I am living the life painted by the One Being;
I co-create by being the palette & paints,
not by controlling the brushstrokes.

To think that any of us do otherwise is just
egoic grandiosity.

Intuition & Trauma

I’ve been taken-to-task recently, in social-media covid convos, for seeming to diss “intuition” or even having abandoned spirituality for scientific materialism.

So I thought I’d clarify where I’m coming-from.

An authentic spiritual path is about inner freedom. It’s not subscription to concepts or theories about spirituality from some book or created by any group or subculture — certainly not concepts created by those who are not-yet-free, which is most of occult and New Age “spirituality.”

Any authentic spiritual path, and especially the Sufi “way,” is not a spiritual Homeowner’s Association where everyone has to keep their vibe neatly-trimmed and have their aura painted in an approved color.

I am not obligated to conform to anyone’s concepts of spirituality or what a “Sufi” is spozed to look like, and that includes what my mentors & teachers think — which is why they are my teachers.

I am not-obligated to anyone’s attempt to shame me for not being a kosher Sufi — especially those who “fake-it-till-you-make-it” … coz y’all still be fakin’ it, OK?

Inner freedom is not some identity-improvement project.
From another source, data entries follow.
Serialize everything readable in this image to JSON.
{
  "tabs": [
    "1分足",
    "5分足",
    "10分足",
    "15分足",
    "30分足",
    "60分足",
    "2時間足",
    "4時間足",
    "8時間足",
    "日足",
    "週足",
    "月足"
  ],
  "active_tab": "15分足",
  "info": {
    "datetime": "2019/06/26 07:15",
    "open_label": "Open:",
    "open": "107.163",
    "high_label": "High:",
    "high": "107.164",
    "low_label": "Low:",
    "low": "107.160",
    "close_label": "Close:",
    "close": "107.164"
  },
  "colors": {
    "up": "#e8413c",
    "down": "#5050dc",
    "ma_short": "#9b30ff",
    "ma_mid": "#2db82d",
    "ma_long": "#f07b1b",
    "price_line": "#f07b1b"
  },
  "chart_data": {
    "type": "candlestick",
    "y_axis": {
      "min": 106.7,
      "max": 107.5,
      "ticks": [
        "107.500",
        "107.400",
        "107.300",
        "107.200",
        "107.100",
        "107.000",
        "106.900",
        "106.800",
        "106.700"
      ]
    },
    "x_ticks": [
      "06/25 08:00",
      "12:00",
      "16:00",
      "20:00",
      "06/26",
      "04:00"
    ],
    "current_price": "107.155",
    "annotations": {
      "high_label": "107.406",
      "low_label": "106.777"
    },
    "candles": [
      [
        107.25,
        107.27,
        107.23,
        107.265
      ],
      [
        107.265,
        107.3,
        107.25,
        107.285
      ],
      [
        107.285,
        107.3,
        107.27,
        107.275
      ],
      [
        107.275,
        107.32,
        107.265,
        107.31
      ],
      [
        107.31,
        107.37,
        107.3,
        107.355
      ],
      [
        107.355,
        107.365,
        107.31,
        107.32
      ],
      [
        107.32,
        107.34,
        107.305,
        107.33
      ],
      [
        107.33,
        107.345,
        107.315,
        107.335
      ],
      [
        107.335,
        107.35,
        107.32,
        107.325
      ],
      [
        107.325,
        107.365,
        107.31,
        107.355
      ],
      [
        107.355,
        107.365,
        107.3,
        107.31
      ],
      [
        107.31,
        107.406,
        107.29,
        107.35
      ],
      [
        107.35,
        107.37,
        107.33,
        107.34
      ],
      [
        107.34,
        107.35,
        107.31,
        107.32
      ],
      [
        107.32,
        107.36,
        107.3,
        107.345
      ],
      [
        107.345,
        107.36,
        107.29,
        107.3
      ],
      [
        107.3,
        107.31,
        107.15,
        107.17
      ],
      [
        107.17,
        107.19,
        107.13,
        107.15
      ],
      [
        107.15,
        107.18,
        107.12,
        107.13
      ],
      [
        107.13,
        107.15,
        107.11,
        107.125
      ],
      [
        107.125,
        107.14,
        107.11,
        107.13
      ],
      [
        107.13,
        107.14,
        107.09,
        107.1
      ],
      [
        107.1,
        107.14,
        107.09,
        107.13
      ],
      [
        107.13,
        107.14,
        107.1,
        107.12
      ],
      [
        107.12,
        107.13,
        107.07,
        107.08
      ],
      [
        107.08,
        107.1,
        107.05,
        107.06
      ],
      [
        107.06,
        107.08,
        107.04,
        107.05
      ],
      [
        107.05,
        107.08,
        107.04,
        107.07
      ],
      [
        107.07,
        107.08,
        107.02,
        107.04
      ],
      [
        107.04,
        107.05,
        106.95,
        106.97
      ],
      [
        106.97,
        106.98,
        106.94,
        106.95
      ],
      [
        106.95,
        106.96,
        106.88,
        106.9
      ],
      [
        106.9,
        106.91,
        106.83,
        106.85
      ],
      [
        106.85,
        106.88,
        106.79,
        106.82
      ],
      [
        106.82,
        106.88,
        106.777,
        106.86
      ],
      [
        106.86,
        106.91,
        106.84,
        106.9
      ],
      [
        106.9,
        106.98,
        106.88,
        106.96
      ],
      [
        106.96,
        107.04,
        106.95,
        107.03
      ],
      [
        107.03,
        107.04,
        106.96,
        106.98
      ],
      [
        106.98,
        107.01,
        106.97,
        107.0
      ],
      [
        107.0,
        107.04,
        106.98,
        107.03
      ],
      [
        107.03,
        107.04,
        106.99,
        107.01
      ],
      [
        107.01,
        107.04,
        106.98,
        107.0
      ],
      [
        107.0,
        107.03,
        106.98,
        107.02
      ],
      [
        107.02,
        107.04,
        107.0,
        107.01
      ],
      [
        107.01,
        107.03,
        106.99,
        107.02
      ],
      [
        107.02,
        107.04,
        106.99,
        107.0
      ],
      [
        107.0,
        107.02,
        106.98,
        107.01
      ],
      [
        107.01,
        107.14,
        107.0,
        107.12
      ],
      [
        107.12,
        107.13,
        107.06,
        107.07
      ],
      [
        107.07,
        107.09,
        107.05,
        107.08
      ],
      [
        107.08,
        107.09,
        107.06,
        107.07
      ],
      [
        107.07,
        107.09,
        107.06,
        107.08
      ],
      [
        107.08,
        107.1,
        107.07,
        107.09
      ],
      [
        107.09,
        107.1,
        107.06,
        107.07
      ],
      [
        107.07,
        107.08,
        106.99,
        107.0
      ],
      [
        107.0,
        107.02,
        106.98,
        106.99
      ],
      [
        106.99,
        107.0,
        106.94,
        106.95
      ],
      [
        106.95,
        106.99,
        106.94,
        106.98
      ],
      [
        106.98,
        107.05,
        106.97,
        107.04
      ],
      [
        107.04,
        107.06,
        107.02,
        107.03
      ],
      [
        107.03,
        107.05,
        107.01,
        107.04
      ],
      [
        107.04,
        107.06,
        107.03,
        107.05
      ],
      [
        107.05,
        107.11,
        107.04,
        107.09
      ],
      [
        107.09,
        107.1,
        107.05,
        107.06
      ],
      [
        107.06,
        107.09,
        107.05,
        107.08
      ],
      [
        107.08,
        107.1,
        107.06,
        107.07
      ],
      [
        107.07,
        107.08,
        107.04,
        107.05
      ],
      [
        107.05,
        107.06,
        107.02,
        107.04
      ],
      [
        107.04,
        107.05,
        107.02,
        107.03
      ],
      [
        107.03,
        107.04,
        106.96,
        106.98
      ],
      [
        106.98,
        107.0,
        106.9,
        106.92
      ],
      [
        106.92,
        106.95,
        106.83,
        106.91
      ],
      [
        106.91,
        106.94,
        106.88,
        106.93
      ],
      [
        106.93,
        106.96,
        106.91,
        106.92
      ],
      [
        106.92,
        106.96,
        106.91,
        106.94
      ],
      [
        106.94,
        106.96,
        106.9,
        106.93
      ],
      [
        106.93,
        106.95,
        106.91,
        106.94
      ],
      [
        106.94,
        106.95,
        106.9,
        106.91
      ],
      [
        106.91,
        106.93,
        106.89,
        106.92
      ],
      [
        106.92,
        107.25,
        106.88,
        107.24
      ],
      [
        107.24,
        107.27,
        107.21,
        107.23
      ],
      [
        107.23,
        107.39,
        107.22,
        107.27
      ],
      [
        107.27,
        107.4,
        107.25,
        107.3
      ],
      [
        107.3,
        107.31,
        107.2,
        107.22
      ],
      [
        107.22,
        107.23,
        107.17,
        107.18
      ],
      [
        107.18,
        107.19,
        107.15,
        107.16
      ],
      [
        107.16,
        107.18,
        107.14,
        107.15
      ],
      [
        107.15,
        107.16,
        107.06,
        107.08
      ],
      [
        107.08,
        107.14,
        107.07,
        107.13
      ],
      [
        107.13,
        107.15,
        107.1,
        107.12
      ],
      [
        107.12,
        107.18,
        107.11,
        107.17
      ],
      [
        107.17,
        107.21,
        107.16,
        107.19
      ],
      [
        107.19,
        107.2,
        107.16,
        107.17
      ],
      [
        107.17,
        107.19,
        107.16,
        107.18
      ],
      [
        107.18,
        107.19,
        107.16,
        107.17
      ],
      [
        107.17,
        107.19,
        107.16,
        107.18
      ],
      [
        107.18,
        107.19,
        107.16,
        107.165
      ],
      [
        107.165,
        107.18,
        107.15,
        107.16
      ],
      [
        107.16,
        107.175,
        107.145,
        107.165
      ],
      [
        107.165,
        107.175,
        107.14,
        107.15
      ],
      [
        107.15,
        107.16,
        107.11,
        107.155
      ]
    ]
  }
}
It is not about adopting new beliefs that just get recruited into an existing identity structure with no real challenge or change to that structure.  Spiritual practice is to uproot that identity and its subsidiary trauma, not to make it feel better — and still remain sane while something authentic emerges from the depth.

That’s what actually happens in an authentic practice, and a truly functional ego is built on top of that.

And until that happens, intuition is unreliable because ego structure and trauma are much noisier & denser than actual intuition.

It is from that perspective that I keep saying, if you think the issues around masking & vaccination are about your “freedom,” you do not understand freedom nor how controlled you really are — not by some nefarious external force but by the hall-of-mirrors that is your own mind.

And escaping that hall-of-mirrors is not in getting better facts.

It’s from that perspective that I see how much people’s antivaxx views are really the products of their own trauma as well as their abysmal  lack of science education.

And I see how skillfully our individual & collective trauma is being manipulated by agencies working different angles that do not benefit us.

When you believe your intuition has more validity than actual facts and data for communal decisions and other people’s well-being, that can be deadly.  We evolved-as and are hard-wired as inter-dependent, collaborative social animals. The hyper-individuality of Western culture is a destructive aberration, and when someone asserts that their freedom is impinged by caring-about others, that’s a pathology in a social animal.